The ultimate meeting of art and fashion might be in the Vivienne Westwood portrait collection. The models themselves looked as though they had stepped out of an old English portrait painting. The opulent fabrics chosen for the garments appeared to replicate the way a painter might select elements of dress in portraits. Working in London’s Wallace collection she took inspiration from an 18th century baroque mirror and translated this into gold foil print used on black velvet dresses. She represented landscape in paintings by creating a subtle patchwork of tweeds in different weaves and colours. And finally, she placed a photographic print of a Boucher painting Daphnis and Chloe (Shepherd Watching a Sleeping Shepherdess) 1743 from the Wallace collection onto the front panel of her corsets.
‘Picture galleries are essential to my work, and not only paintings containing costumes but also landscape and still life, in which harmonies of colour, design and movement can germinate so many fashion ideas’ Vivienne Westwood in Cutting Edge, 50 years of British Fashion, V & A publishing
Fashion and textiles can also become integral to the work of the artist too. Henri Matisse (1869-1954) came from a family with long associations with the textile industry in Northern France. He had a lifelong fascination with textiles and was a collector of fabrics, exotic costumes, carpets and wall hangings. These often featured in and provided the inspiration for his paintings, later becoming a springboard for his radical explorations of decorative pattern and colour.
Henri Matisse, Purple Robe and Anemones 1937
The Mexican artist Frida Kahlo was known for the unique way she dressed in indigenous ethnic costume. Her clothes, accessories and jewellery were styled with as much care and thought as her paintings in which the items regularly appear.
Frida Kahlo painting in her studio
This crossover between the way we dress, fashion and art is a subject I find fascinating and no doubt I will return to it again in more detail, but for now, back to that email ‘When Art meets Fashion’. I clicked on it expecting something inspirational – maybe a new V & A style blockbuster exhibition, something sensational based on works in the National’s collection, or even a thoughtfully written essay on the subject. There was a frisson of excitement as I pressed the button on my keyboard. You can imagine my disappointment when the image that popped up was a plain white functional T shirt with a square print of Van Gogh’s sunflowers on the front available in the NG online shop. Neither art nor fashion in my humble opinion so needless to say I won’t be buying one. Mind you, it might be an improvement on the moth eaten, blackberry stained T shirt I wore to walk the dog this morning!
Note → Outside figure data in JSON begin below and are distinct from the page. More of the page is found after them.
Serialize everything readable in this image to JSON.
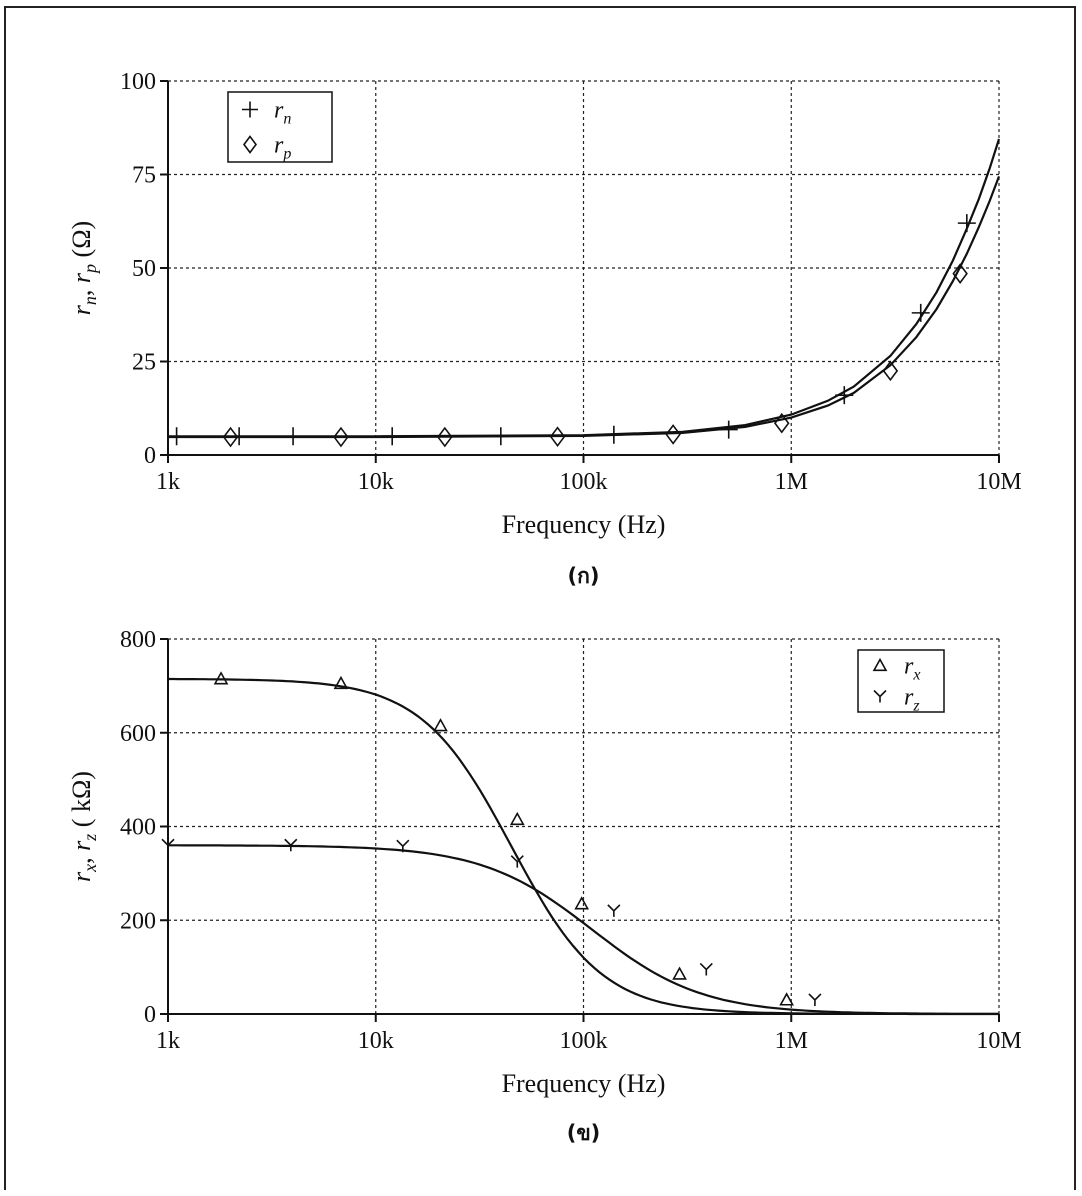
{
  "chart_data": [
    {
      "type": "line",
      "caption": "(ก)",
      "xlabel": "Frequency (Hz)",
      "ylabel": "r_n, r_p (Ω)",
      "ylabel_parts": {
        "a": "r",
        "a_sub": "n",
        "sep": ", ",
        "b": "r",
        "b_sub": "p",
        "unit": " (Ω)"
      },
      "x_scale": "log",
      "xlim": [
        1000,
        10000000
      ],
      "ylim": [
        0,
        100
      ],
      "x_ticks": [
        1000,
        10000,
        100000,
        1000000,
        10000000
      ],
      "x_tick_labels": [
        "1k",
        "10k",
        "100k",
        "1M",
        "10M"
      ],
      "y_ticks": [
        0,
        25,
        50,
        75,
        100
      ],
      "y_tick_labels": [
        "0",
        "25",
        "50",
        "75",
        "100"
      ],
      "grid": true,
      "legend_position": "top-left",
      "series": [
        {
          "name": "r_n",
          "label": "r",
          "sub": "n",
          "marker": "plus",
          "curve_x": [
            1000,
            10000,
            100000,
            300000,
            600000,
            1000000,
            1500000,
            2000000,
            3000000,
            4000000,
            5000000,
            6000000,
            7000000,
            8000000,
            9000000,
            10000000
          ],
          "curve_y": [
            5,
            5,
            5.3,
            6.2,
            8.0,
            10.8,
            14.5,
            18.3,
            26.5,
            35,
            43.5,
            52,
            60.5,
            68.5,
            76.5,
            84.5
          ],
          "marker_x": [
            1100,
            2200,
            4000,
            12000,
            40000,
            140000,
            500000,
            1800000,
            4200000,
            7000000
          ],
          "marker_y": [
            5,
            5,
            5,
            5,
            5,
            5.4,
            6.8,
            16,
            38,
            62
          ]
        },
        {
          "name": "r_p",
          "label": "r",
          "sub": "p",
          "marker": "diamond",
          "curve_x": [
            1000,
            10000,
            100000,
            300000,
            600000,
            1000000,
            1500000,
            2000000,
            3000000,
            4000000,
            5000000,
            6000000,
            7000000,
            8000000,
            9000000,
            10000000
          ],
          "curve_y": [
            4.8,
            4.8,
            5.1,
            5.9,
            7.5,
            10,
            13.2,
            16.6,
            24,
            31.5,
            39,
            46.5,
            53.8,
            61,
            67.8,
            74.5
          ],
          "marker_x": [
            2000,
            6800,
            21500,
            75000,
            270000,
            900000,
            3000000,
            6500000
          ],
          "marker_y": [
            4.8,
            4.8,
            4.8,
            4.9,
            5.5,
            8.5,
            22.5,
            48.5
          ]
        }
      ]
    },
    {
      "type": "line",
      "caption": "(ข)",
      "xlabel": "Frequency (Hz)",
      "ylabel": "r_x, r_z ( kΩ)",
      "ylabel_parts": {
        "a": "r",
        "a_sub": "x",
        "sep": ", ",
        "b": "r",
        "b_sub": "z",
        "unit": " ( kΩ)"
      },
      "x_scale": "log",
      "xlim": [
        1000,
        10000000
      ],
      "ylim": [
        0,
        800
      ],
      "x_ticks": [
        1000,
        10000,
        100000,
        1000000,
        10000000
      ],
      "x_tick_labels": [
        "1k",
        "10k",
        "100k",
        "1M",
        "10M"
      ],
      "y_ticks": [
        0,
        200,
        400,
        600,
        800
      ],
      "y_tick_labels": [
        "0",
        "200",
        "400",
        "600",
        "800"
      ],
      "grid": true,
      "legend_position": "top-right",
      "series": [
        {
          "name": "r_x",
          "label": "r",
          "sub": "x",
          "marker": "triangle",
          "model": {
            "r0": 715,
            "fc": 45000,
            "n": 1.0
          },
          "marker_x": [
            1800,
            6800,
            20500,
            48000,
            98000,
            290000,
            950000
          ],
          "marker_y": [
            715,
            705,
            615,
            415,
            235,
            85,
            30
          ]
        },
        {
          "name": "r_z",
          "label": "r",
          "sub": "z",
          "marker": "y",
          "model": {
            "r0": 360,
            "fc": 110000,
            "n": 0.82
          },
          "marker_x": [
            1000,
            3900,
            13500,
            48000,
            140000,
            390000,
            1300000
          ],
          "marker_y": [
            360,
            360,
            358,
            325,
            220,
            95,
            30
          ]
        }
      ]
    }
  ]
}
I enjoyed reading this Gina. I made most of my non school clothes when I was a teenager because it ensured that I wouldn’t face the ultimate embarrassment of turning up to a party in the same thing as someone else. It also allowed me access to designer wear through their patterns as the actual garment would never have been affordable on a paper round budget. The exploitation of Op Art by Mary Quant is an interesting example of the tensions between the two as well as how translatable one is to the other. Thanks for sharing.
An interesting read, yes a t-shirt with a print of a painting is hardly art. There is an exhibition of Andy Wharhol textiles at the Fashion and Textile Museum at the moment, although I haven't visited.